In the mid-1950s the Atomic Energy Commission placed the supercomputer UNIVAC at the Courant Institute, to be used for research. One problem of the AEC on which Isaacson worked concerned the Grand Cooley Dam: If the dam were breached by sabotage, would the resulting flood wave on the Columbia River inundate the Hanford reactor?

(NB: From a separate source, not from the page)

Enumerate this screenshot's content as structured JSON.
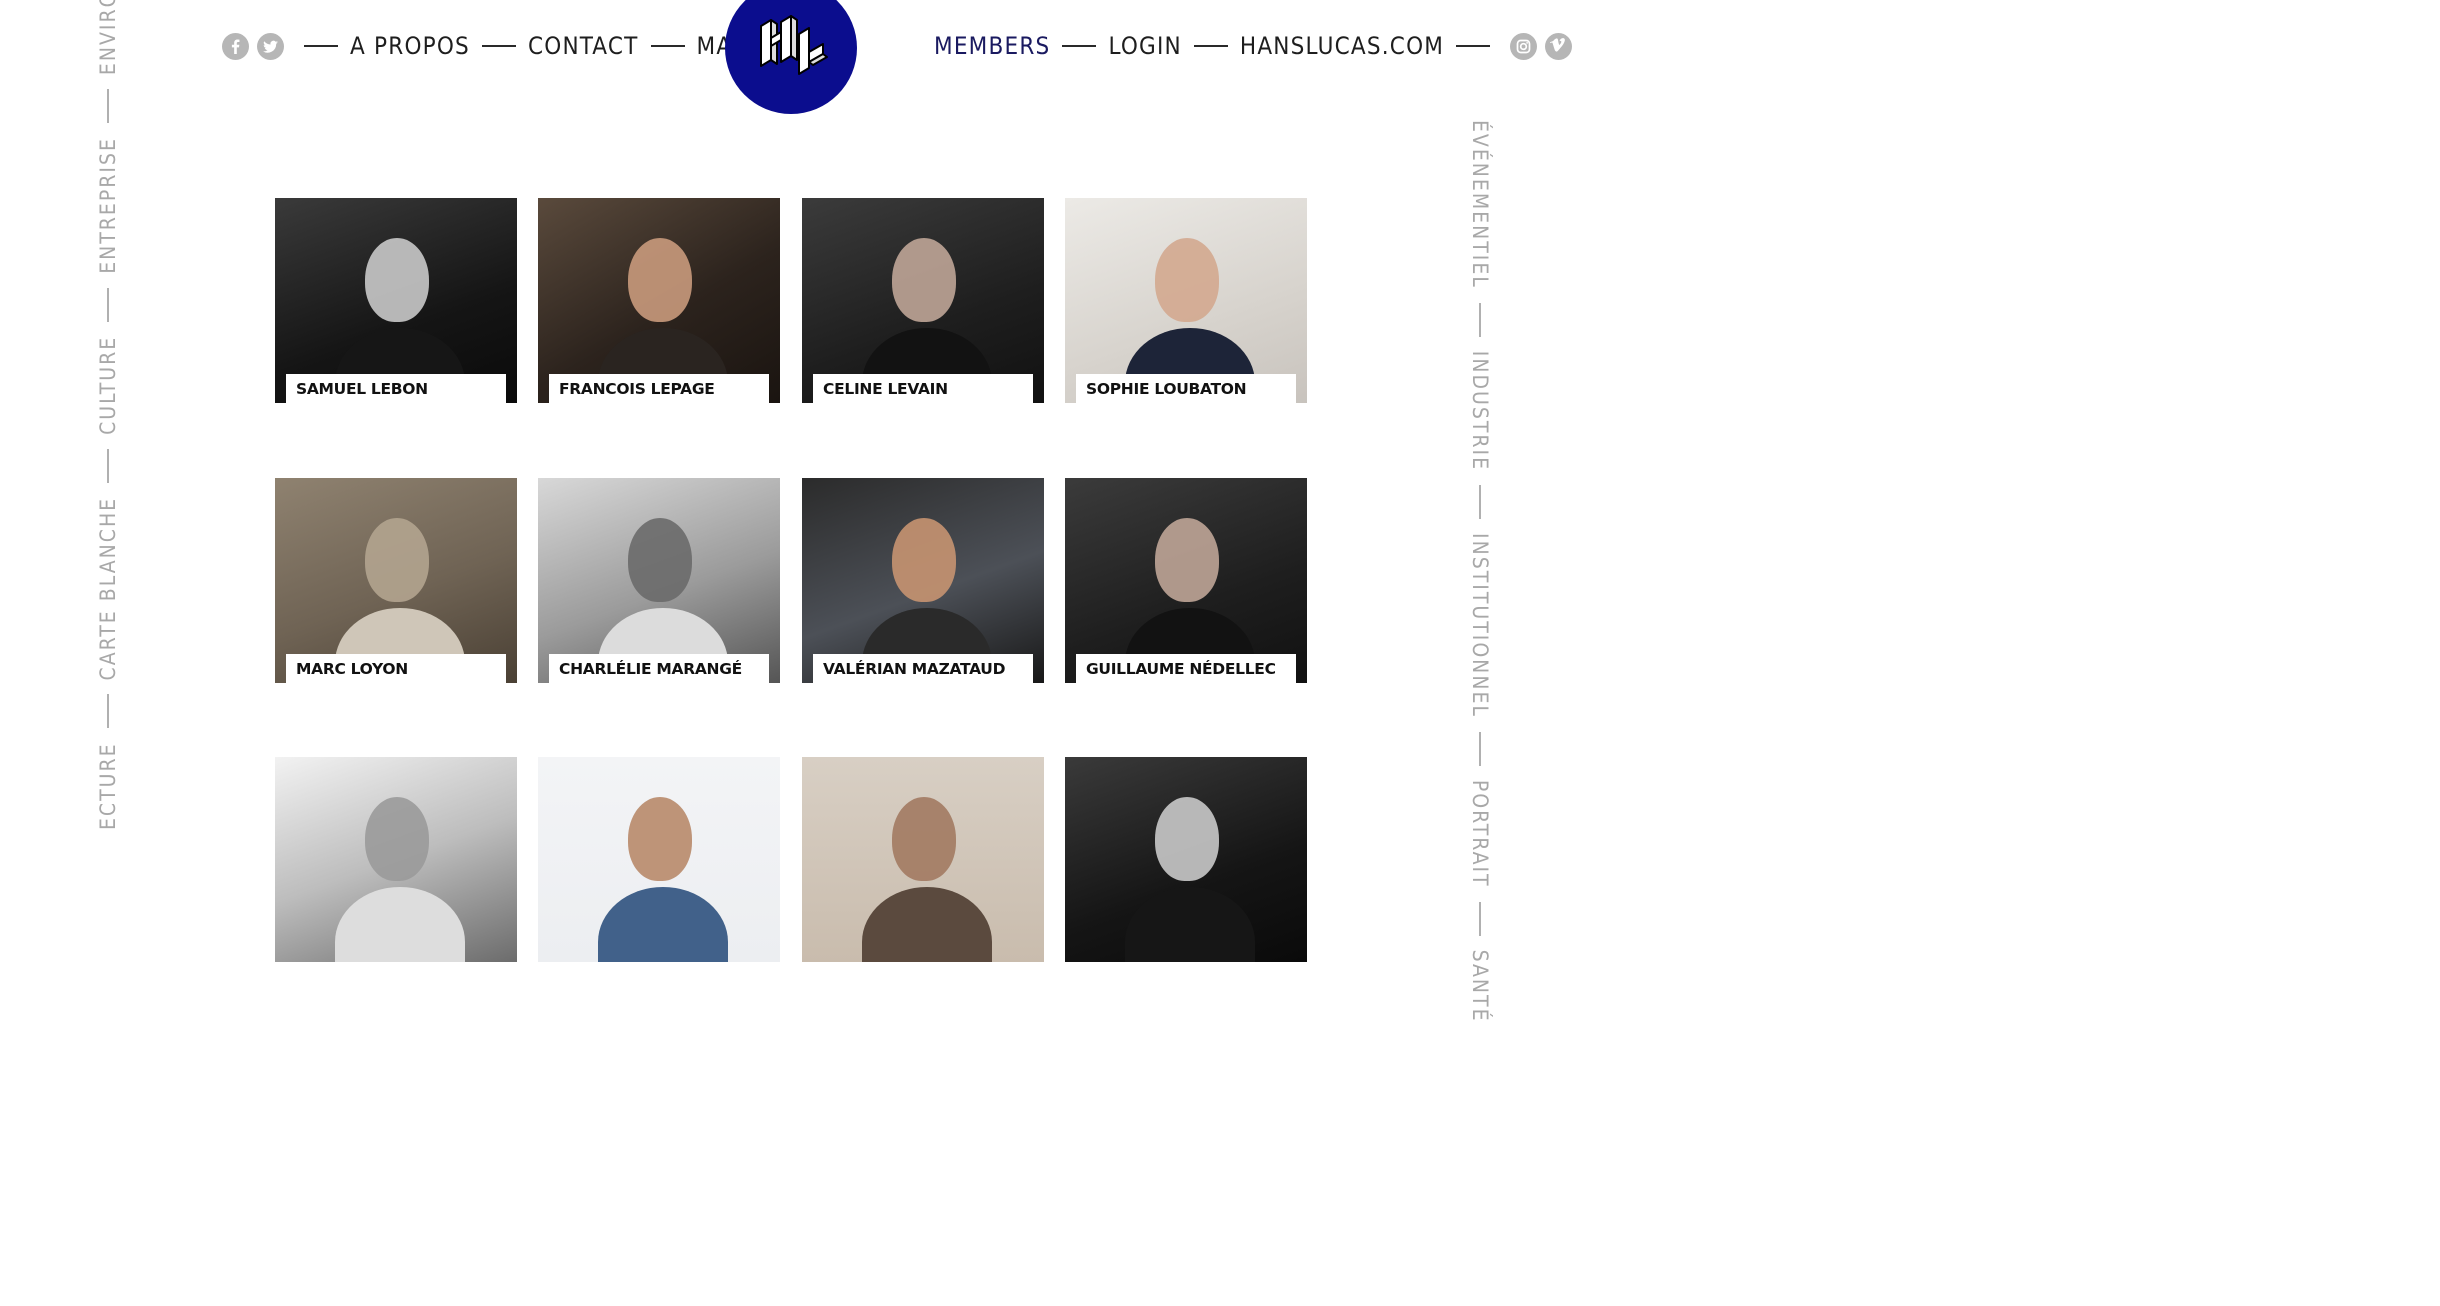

The AEC had originally asked the Army Corps of Engineers to consider the problem; the Corps was not up to the task, however, and so the Courant Institute was asked to do the calculation using the UNIVAC. Jim Stoker, an expert on water waves, did the mathematical formulation, and the numerical solution of the shallow water equation was accomplished under the leadership of Gene Isaacson. The answer to the AEC's question was that the Hanford reactor was safe. The Corps of Engineers subsequently adopted the numerical method developed by Isaacson.

Isaacson was editor of the journal Mathematical Tables and Aids to Computation, which later morphed into Mathematics of Computation.

Even after his retirement, until a couple of years ago Gene faithfully attended the seminar on numerical methods and the applied mathematics seminar at Courant.

An interview with Gene Isaacson is part of SIAM's oral history project, and can be found at http://history.siam.org/oralhistories/isaacson.htm. A movie, "The Mathematician and the River" is available from the Educational Testing Service.---Peter Lax, Courant Institute of Mathematical Sciences, New York University.